Now, more than a year after Governor Scott Walker called for a viable accountability program for all schools in his 2013 State of the State address, stakeholders appear ready to push forward with a plan. Sen. Luther Olsen (R-Ripon) and Rep. Steve Kestell (R-Elkhart Lake) are primed to introduce a substitute amendment that will take data from the School Report Cards and apply consequences to schools that fail to either post strong grades or improve over time. Unlike MPS’s plan, schools that are designated as consistently low performing would face being shutdown and rebuilt as a charter school rather than deal with more interventions.
Policy makers on both sides have yet to release the full details of their accountability programs. However, based on what’s been leaked so far, we have a good idea of what these proposals will call for.
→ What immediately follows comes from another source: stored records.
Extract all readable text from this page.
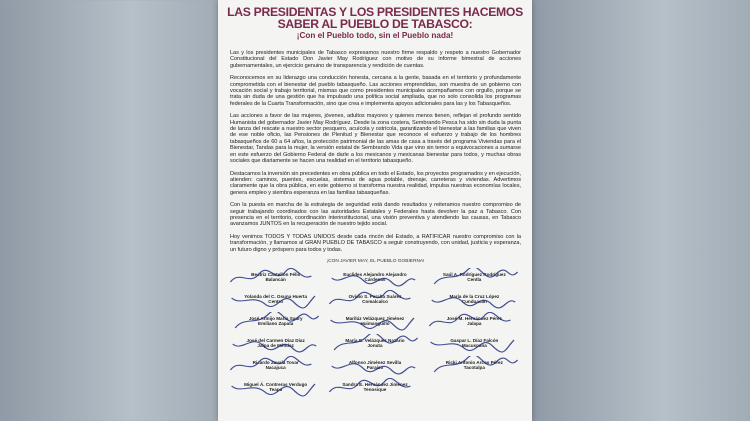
LAS PRESIDENTAS Y LOS PRESIDENTES HACEMOS
SABER AL PUEBLO DE TABASCO:
¡Con el Pueblo todo, sin el Pueblo nada!

Las y los presidentes municipales de Tabasco expresamos nuestro firme respaldo y respeto a nuestro Gobernador Constitucional del Estado Don Javier May Rodríguez con motivo de su informe bimestral de acciones gubernamentales, un ejercicio genuino de transparencia y rendición de cuentas.

Reconocemos en su liderazgo una conducción honesta, cercana a la gente, basada en el territorio y profundamente comprometida con el bienestar del pueblo tabasqueño. Las acciones emprendidas, son muestra de un gobierno con vocación social y trabajo territorial, mismas que como presidentes municipales acompañamos con orgullo, porque se trata sin duda de una gestión que ha impulsado una política social ampliada, que no solo consolida los programas federales de la Cuarta Transformación, sino que crea e implementa apoyos adicionales para las y los Tabasqueños.

Las acciones a favor de las mujeres, jóvenes, adultos mayores y quienes menos tienen, reflejan el profundo sentido Humanista del gobernador Javier May Rodríguez. Desde la zona costera, Sembrando Pesca ha sido sin duda la punta de lanza del rescate a nuestro sector pesquero, acuícola y ostrícola, garantizando el bienestar a las familias que viven de ese noble oficio, las Pensiones de Plenitud y Bienestar que reconoce el esfuerzo y trabajo de los hombres tabasqueños de 60 a 64 años, la protección patrimonial de las amas de casa a través del programa Viviendas para el Bienestar, Tandas para la mujer, la versión estatal de Sembrando Vida que vino sin temor a equivocaciones a sumarse en este esfuerzo del Gobierno Federal de darle a los mexicanos y mexicanas bienestar para todos, y muchas obras sociales que diariamente se hacen una realidad en el territorio tabasqueño.

Destacamos la inversión sin precedentes en obra pública en todo el Estado, los proyectos programados y en ejecución, atienden: caminos, puentes, escuelas, sistemas de agua potable, drenaje, carreteras y viviendas. Advertimos claramente que la obra pública, en este gobierno si transforma nuestra realidad, impulsa nuestras economías locales, genera empleo y siembra esperanza en las familias tabasqueñas.

Con la puesta en marcha de la estrategia de seguridad está dando resultados y reiteramos nuestro compromiso de seguir trabajando coordinados con las autoridades Estatales y Federales hasta devolver la paz a Tabasco. Con presencia en el territorio, coordinación interinstitucional, una visión preventiva y atendiendo las causas, en Tabasco avanzamos JUNTOS en la recuperación de nuestro tejido social.

Hoy venimos TODOS Y TODAS UNIDOS desde cada rincón del Estado, a RATIFICAR nuestro compromiso con la transformación, y llamamos al GRAN PUEBLO DE TABASCO a seguir construyendo, con unidad, justicia y esperanza, un futuro digno y próspero para todos y todas.

¡CON JAVIER MAY, EL PUEBLO GOBIERNA!
Beatriz Castellón Félix
Balancán
Euclides Alejandro Alejandro
Cárdenas
Saúl A. Rodríguez Rodríguez
Centla
Yolanda del C. Osuna Huerta
Centro
Ovidio S. Peralta Suárez
Comalcalco
María de la Cruz López
Cunduacán
José Armijo Marín Saury
Emiliano Zapata
Marilúz Velázquez Jiménez
Huimanguillo
José M. Hernández Pérez
Jalapa
José del Carmen Díaz Díaz
Jalpa de Méndez
María G. Velázquez Nazario
Jonuta
Gaspar L. Díaz Falcón
Macuspana
Ricardo Zavala Tovar
Nacajuca
Alfonso Jiménez Sevilla
Paraíso
Ricki Antonio Arcos Pérez
Tacotalpa
Miguel Á. Contreras Verdugo
Teapa
Sandra E. Hernández Jiménez
Tenosique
While both MPS and the state want to target and fix the lowest-performing schools, the two entities have different plans for getting there.
Here’s how the three plans – Wisconsin’s proposed legislation, the plan that MPS approved on January 23rd, and Superintendent Gregory Thornton’s original proposal – stack up against each other.
While MPS’s plan focuses more on interventions and rehabilitation, the state program would shut down chronically failing schools. Evidence suggests that the state’s plan may be more prudent. Intervention programs in Milwaukee haven’t just been unsuccessful in Wisconsin’s largest school district – they have churned out few success stories across the country.
Under Kestell and Olsen’s discussed program, schools that fail to show improvement would be shut down after three straight years of failing grades or five years of “D” or “F” grades. The state plan would rebuild these schools under the authority of charter schools that have demonstrated significantly better student achievement with a similar group of Milwaukee students. That latter plan fits the narrative that many states have seen when it comes to turnaround programs – that these efforts are often unsuccessful.
Update: According to sources, the Department of Public Instruction will have the ability to save schools from shutdown if these schools are able to demonstrate high value-added student growth.
The MacIver Institute will continue to report on these proposals as updates happen. There is plenty of time for these plans to evolve as they inch closer to becoming law. That means there are still several details that will need to be hashed out, including any interventions that the state will hand down for a first-year failing grade, how charter authorizers will contract with shut-down public schools, and other issues that are sure to be brought up as the legislation earns a public hearing. The Senate Education Committee is set to take up this bill on Thursday at 10 am.